I socialisti si spaccano, si riorganizzano, le tentano tutte. La sindaca di Parigi battezza il movimento “Da Domani”

Dopo l’ex candidato socialista Benoit Hamon, anche la sindaca di Parigi Anne Hidalgo annuncia la nascita di un movimento per rilanciare la sinistra, di fronte al tracollo del partito socialista. Battezzato “Dès demain” (a partire da domani), il movimento è stato lanciato oggi con un intervento su Le Monde rivolto “a tutti gli umanisti che credono ancora all’azione” e vedrà la sua nascita a metà giugno. “Solidarietà, ecologia, democrazia, Europa” sono i valori comuni del progetto, sostenuto anche dall’ex ministra della Giustizia Christiane Taubira (il cui nome è legato alla legge sui matrimoni omosessuali), il sindaco di Lille Martine Aubry e il fotografo e militante ecologista Yann Arthus-Bertrand. Oltre 160 personalità politiche, intellettuali e artisti hanno firmato l’appello. L’adesione non è stata proposta ad Hamon, nota Le Figaro secondo il quale si è voluto così evitare “una coloritura troppo di sinistra”. Se Hamon dice di voler ricostruire la sinistra con il suo movimento che lancerà il primo luglio, la Hidalgo fa sapere dal suo entourage “di non voler creare una corrente, un partito”. “Si tratta – riferisce Le Point – di federarsi attorno a valori comuni, lavorare sui tempi lunghi, appoggiarsi sulla società civile”. Da parte di Hamon si fa intanto sapere che le due iniziative potrebbero ‘convergere’.

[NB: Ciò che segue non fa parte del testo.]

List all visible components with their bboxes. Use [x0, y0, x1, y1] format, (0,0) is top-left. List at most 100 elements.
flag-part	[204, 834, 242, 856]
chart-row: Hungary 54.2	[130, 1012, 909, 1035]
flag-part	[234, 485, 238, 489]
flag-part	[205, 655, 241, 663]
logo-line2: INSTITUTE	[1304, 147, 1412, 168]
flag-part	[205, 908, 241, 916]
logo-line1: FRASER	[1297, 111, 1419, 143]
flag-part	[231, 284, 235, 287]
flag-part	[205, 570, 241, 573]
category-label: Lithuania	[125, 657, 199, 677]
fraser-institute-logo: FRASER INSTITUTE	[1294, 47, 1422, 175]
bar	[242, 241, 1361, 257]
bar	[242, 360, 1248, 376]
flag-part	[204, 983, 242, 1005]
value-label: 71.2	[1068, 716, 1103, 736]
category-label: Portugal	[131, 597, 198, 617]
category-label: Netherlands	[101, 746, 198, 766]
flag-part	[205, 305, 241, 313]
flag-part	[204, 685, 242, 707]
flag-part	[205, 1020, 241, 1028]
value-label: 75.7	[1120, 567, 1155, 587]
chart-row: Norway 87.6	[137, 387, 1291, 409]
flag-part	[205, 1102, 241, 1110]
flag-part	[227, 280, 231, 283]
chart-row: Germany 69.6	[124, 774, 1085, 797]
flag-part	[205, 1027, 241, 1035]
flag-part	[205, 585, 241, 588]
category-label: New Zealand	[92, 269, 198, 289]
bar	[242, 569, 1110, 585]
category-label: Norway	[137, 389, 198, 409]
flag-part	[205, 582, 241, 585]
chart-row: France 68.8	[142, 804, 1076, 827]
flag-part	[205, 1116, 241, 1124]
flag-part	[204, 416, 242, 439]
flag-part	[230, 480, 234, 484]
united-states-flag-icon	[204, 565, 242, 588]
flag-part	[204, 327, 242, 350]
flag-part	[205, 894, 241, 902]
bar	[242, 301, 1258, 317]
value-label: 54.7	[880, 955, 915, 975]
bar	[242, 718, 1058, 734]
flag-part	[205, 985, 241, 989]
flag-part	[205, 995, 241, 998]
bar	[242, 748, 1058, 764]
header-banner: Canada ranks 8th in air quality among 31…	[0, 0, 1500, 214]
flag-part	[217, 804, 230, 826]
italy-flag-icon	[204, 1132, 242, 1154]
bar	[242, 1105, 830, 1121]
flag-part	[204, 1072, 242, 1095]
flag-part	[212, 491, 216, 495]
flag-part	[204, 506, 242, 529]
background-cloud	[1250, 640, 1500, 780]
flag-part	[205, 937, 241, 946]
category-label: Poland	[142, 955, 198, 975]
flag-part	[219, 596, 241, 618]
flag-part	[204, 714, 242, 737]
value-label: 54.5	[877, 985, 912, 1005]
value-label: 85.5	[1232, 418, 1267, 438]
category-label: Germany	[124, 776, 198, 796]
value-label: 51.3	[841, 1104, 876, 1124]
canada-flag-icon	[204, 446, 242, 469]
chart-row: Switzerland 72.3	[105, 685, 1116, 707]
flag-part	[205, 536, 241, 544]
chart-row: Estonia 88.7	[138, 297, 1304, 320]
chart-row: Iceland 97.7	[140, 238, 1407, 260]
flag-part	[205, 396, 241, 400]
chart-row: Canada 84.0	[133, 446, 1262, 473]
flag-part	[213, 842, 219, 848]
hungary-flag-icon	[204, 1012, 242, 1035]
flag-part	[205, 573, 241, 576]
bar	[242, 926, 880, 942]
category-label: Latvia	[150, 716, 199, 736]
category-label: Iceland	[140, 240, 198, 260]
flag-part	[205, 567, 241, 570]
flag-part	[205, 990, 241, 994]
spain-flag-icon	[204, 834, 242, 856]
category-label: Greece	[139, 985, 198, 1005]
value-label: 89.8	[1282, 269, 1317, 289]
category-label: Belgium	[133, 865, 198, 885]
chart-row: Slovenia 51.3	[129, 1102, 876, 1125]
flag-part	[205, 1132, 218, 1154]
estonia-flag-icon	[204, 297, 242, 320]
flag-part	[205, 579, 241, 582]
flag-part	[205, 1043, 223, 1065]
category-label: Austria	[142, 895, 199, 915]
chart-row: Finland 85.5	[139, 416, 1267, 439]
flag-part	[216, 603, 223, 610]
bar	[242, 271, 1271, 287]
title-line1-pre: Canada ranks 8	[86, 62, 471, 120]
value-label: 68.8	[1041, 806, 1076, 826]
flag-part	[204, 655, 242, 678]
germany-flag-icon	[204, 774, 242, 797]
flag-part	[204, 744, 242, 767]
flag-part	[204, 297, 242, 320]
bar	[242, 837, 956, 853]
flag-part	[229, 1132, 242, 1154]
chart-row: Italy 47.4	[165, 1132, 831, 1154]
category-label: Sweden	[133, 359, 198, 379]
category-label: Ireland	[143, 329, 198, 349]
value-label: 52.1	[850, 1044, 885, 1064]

Il primo sondaggio in vista delle legislative: Macron al 24%, gollisti al 22, lepenisti al 21, gauchisti al 15  e socialisti al 9

Secondo un’indagine condotta dall’Istituto Kantar-Sorfres Onepoint, realizzato il 4 e il 5 maggio scorso, in piena campagna per le presidenziali, le intenzioni di voto dei francesi premiavano Macron, al 24%, i Repubblicani al 22%, Le Pen al 21%. Il movimento di Melenchon giungerebbe al 15%, mentre i socialisti otterrebbero il 9%. Lo stesso istituto avverte che questi numeri vanno presi con le molle perché sono prematuri e risentono fortemente della campagna elettorale presidenziale. Inoltre, scrive ancora l’istituto, va considerato che il tasso di astensione per le legislative resta molto elevato, attestandosi attorno al 46%.